The University of Tokyo Global COE Integrative Life Science Based on the Study of Biosignaling Mechanisms
Home > Research Achievements > Non-cell-autonomous control of vascular stem cell fate by a CLE peptide/receptor system

Non-cell-autonomous control of vascular stem cell fate by a CLE peptide/receptor system

(Proc. Natl. Acad. Sci, USA 105, 15208-15213, 2008)

Land plants evolved a long-distance transport system of water and nutrients composed of the xylem and phloem, both of which are generated from the procambium and cambium comprising vascular stem cells. However, little is known about the molecular mechanism of cell communication governing xylem-phloem patterning. We recently isolated the CLE peptide TDIF (Tracheary element Differentiation Inhibitory Factor, HEVHypSGHypNPISN) from a xylogenic Zinnia cell culture and showed that this TDIF can suppress the differentiation of cultured cells into the tracheary element, a component of the xylem in culture (Ito et al., Science 313, 842-, 2006).

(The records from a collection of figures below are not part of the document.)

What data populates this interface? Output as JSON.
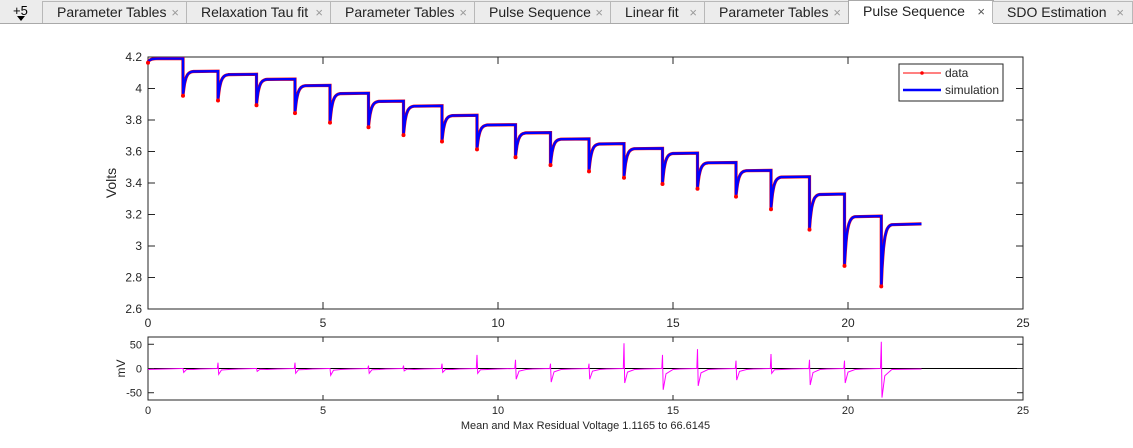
{
  "tabs": {
    "more_label": "+5",
    "items": [
      {
        "label": "Parameter Tables"
      },
      {
        "label": "Relaxation Tau fit"
      },
      {
        "label": "Parameter Tables"
      },
      {
        "label": "Pulse Sequence"
      },
      {
        "label": "Linear fit"
      },
      {
        "label": "Parameter Tables"
      },
      {
        "label": "Pulse Sequence",
        "active": true
      },
      {
        "label": "SDO Estimation"
      }
    ],
    "close_glyph": "×"
  },
  "chart_data": [
    {
      "type": "line",
      "ylabel": "Volts",
      "xlim": [
        0,
        25
      ],
      "ylim": [
        2.6,
        4.2
      ],
      "xticks": [
        "0",
        "5",
        "10",
        "15",
        "20",
        "25"
      ],
      "yticks": [
        "2.6",
        "2.8",
        "3",
        "3.2",
        "3.4",
        "3.6",
        "3.8",
        "4",
        "4.2"
      ],
      "legend": {
        "position": "top-right",
        "entries": [
          "data",
          "simulation"
        ]
      },
      "colors": {
        "data": "#ff0000",
        "simulation": "#0000ff"
      },
      "pulses": [
        {
          "t": 0.0,
          "rest": 4.19,
          "dip": 4.17
        },
        {
          "t": 1.0,
          "rest": 4.11,
          "dip": 3.96
        },
        {
          "t": 2.0,
          "rest": 4.09,
          "dip": 3.93
        },
        {
          "t": 3.1,
          "rest": 4.06,
          "dip": 3.9
        },
        {
          "t": 4.2,
          "rest": 4.02,
          "dip": 3.85
        },
        {
          "t": 5.2,
          "rest": 3.97,
          "dip": 3.79
        },
        {
          "t": 6.3,
          "rest": 3.92,
          "dip": 3.76
        },
        {
          "t": 7.3,
          "rest": 3.89,
          "dip": 3.71
        },
        {
          "t": 8.4,
          "rest": 3.83,
          "dip": 3.67
        },
        {
          "t": 9.4,
          "rest": 3.77,
          "dip": 3.62
        },
        {
          "t": 10.5,
          "rest": 3.72,
          "dip": 3.57
        },
        {
          "t": 11.5,
          "rest": 3.68,
          "dip": 3.52
        },
        {
          "t": 12.6,
          "rest": 3.65,
          "dip": 3.48
        },
        {
          "t": 13.6,
          "rest": 3.62,
          "dip": 3.44
        },
        {
          "t": 14.7,
          "rest": 3.59,
          "dip": 3.4
        },
        {
          "t": 15.7,
          "rest": 3.53,
          "dip": 3.37
        },
        {
          "t": 16.8,
          "rest": 3.48,
          "dip": 3.32
        },
        {
          "t": 17.8,
          "rest": 3.44,
          "dip": 3.24
        },
        {
          "t": 18.9,
          "rest": 3.33,
          "dip": 3.11
        },
        {
          "t": 19.9,
          "rest": 3.19,
          "dip": 2.88
        },
        {
          "t": 20.95,
          "rest": 3.14,
          "dip": 2.75,
          "end": 22.1
        }
      ]
    },
    {
      "type": "line",
      "ylabel": "mV",
      "xlabel": "Mean and Max Residual Voltage 1.1165 to 66.6145",
      "xlim": [
        0,
        25
      ],
      "ylim": [
        -65,
        65
      ],
      "xticks": [
        "0",
        "5",
        "10",
        "15",
        "20",
        "25"
      ],
      "yticks": [
        "-50",
        "0",
        "50"
      ],
      "color": "#ff00ff",
      "spikes": [
        {
          "t": 1.0,
          "up": 0,
          "down": -8
        },
        {
          "t": 2.0,
          "up": 12,
          "down": -12
        },
        {
          "t": 3.1,
          "up": 0,
          "down": -6
        },
        {
          "t": 4.2,
          "up": 12,
          "down": -10
        },
        {
          "t": 5.2,
          "up": 0,
          "down": -14
        },
        {
          "t": 6.3,
          "up": 6,
          "down": -10
        },
        {
          "t": 7.3,
          "up": 6,
          "down": -5
        },
        {
          "t": 8.4,
          "up": 10,
          "down": -8
        },
        {
          "t": 9.4,
          "up": 28,
          "down": -10
        },
        {
          "t": 10.5,
          "up": 18,
          "down": -22
        },
        {
          "t": 11.5,
          "up": 10,
          "down": -28
        },
        {
          "t": 12.6,
          "up": 10,
          "down": -22
        },
        {
          "t": 13.6,
          "up": 52,
          "down": -30
        },
        {
          "t": 14.7,
          "up": 28,
          "down": -44
        },
        {
          "t": 15.7,
          "up": 40,
          "down": -36
        },
        {
          "t": 16.8,
          "up": 16,
          "down": -24
        },
        {
          "t": 17.8,
          "up": 30,
          "down": -10
        },
        {
          "t": 18.9,
          "up": 18,
          "down": -34
        },
        {
          "t": 19.9,
          "up": 16,
          "down": -30
        },
        {
          "t": 20.95,
          "up": 55,
          "down": -60
        }
      ]
    }
  ]
}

Here, we succeeded in the identification of the receptor for TDIF, which belonged to the leucine-rich repeat receptor-like kinase (LRR-RLK) family and was designated TDR (putative TDIF receptor). The combined analysis of TDIF with a specific antibody and the expression profiles of the genes encoding TDIF and TDR revealed that TDIF is synthesized mainly in, and secreted from, the phloem and its neighboring cells (Fig. 1A), and that TDIF is perceived through TDR in procambial cells where the TDR gene is specifically expressed (Fig. 1B). Excess TDIF/TDR signaling caused promoting proliferation of procambial cells while suppressing xylem differentiation. In contrast, the suppression of TDIF/TDR signal resulted in reduced procambial cells. Therefore this small peptide functions as a phloem-derived non-cell-autonomous signal that promotes maintenance of procambial cells through proliferation while inhibiting their differentiation into xylem cells (Fig. 1C). Our finding is the first indication of cell–cell communication being critical between xylem and phloem cells to form organized vascular tissues.

Program member
Hiroo Fukuda (Department of Biological Sciences, Graduate School of Science)

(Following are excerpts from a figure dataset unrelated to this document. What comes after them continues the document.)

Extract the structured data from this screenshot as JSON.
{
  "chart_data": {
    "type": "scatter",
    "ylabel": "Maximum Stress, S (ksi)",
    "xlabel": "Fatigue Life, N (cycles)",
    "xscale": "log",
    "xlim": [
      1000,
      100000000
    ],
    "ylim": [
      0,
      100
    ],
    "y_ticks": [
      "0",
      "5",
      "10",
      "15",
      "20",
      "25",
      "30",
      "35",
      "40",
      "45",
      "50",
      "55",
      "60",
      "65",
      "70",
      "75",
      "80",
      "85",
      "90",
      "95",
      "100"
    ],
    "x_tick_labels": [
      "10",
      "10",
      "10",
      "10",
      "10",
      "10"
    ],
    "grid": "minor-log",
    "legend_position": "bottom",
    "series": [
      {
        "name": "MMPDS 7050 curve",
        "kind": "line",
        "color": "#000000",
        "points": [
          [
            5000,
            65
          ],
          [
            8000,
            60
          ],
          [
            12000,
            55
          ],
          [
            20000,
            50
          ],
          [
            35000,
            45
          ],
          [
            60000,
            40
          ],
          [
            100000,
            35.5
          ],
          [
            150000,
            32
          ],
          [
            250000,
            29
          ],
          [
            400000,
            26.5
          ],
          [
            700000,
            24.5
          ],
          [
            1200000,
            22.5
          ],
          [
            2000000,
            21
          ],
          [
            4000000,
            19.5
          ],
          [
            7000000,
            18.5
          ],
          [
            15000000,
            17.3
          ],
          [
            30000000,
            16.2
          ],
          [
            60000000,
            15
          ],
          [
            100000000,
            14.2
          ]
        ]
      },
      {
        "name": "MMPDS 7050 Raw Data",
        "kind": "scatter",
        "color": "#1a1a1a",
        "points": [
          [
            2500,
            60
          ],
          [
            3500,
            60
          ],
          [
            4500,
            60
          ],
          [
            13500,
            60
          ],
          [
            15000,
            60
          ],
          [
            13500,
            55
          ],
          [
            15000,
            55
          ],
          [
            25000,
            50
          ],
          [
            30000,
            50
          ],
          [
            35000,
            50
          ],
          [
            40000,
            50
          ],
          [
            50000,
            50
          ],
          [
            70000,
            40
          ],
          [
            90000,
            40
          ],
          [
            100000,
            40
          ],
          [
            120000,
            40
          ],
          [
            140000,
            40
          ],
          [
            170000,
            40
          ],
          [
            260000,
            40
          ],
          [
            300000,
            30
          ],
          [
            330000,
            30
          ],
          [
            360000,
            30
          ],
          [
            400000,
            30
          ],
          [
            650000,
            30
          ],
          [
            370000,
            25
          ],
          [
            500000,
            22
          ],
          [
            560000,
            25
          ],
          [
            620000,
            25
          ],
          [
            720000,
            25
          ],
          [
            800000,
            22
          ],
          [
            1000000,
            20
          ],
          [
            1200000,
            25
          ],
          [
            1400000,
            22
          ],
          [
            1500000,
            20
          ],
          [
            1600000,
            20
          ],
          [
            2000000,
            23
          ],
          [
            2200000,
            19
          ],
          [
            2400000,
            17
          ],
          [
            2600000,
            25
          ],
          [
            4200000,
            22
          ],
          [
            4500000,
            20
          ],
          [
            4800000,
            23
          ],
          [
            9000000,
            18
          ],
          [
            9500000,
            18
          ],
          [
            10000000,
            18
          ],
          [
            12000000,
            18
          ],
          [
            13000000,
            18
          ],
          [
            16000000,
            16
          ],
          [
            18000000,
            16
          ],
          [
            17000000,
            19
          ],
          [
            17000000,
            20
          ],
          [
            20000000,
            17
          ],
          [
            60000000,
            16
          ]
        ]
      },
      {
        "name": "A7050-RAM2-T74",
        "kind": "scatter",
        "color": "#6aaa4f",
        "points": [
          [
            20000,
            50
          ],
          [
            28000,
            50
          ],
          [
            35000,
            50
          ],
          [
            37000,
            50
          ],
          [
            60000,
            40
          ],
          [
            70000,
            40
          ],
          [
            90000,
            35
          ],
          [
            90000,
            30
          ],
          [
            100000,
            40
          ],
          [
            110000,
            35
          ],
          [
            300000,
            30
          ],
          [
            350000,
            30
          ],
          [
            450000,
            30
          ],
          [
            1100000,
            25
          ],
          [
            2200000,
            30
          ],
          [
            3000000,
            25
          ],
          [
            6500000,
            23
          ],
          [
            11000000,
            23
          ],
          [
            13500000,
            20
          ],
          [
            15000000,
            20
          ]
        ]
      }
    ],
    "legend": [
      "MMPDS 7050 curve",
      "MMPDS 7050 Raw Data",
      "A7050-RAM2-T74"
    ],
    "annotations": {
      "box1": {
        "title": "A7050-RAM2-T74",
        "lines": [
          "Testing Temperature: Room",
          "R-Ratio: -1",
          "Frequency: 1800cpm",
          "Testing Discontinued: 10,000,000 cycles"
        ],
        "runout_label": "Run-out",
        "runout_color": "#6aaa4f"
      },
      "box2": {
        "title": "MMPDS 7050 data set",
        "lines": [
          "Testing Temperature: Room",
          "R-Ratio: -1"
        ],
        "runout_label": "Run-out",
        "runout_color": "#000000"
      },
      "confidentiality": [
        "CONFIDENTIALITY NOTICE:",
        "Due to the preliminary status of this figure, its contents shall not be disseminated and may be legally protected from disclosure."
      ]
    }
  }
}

The cell-autonomous TDIF/TDR signal regulates the fate of procambial cells.
A. Immunohistochemical localization of the TDIF peptide in the root tip. Note that the signal is detected around the phloem cells. B. TDIF produced by phloem cells moves to procambial cells. C. A model of the TDIF/TDR signaling system, which promotes cell proliferation of procambial cells and suppresses differentiation into xylem cells from procambial cells.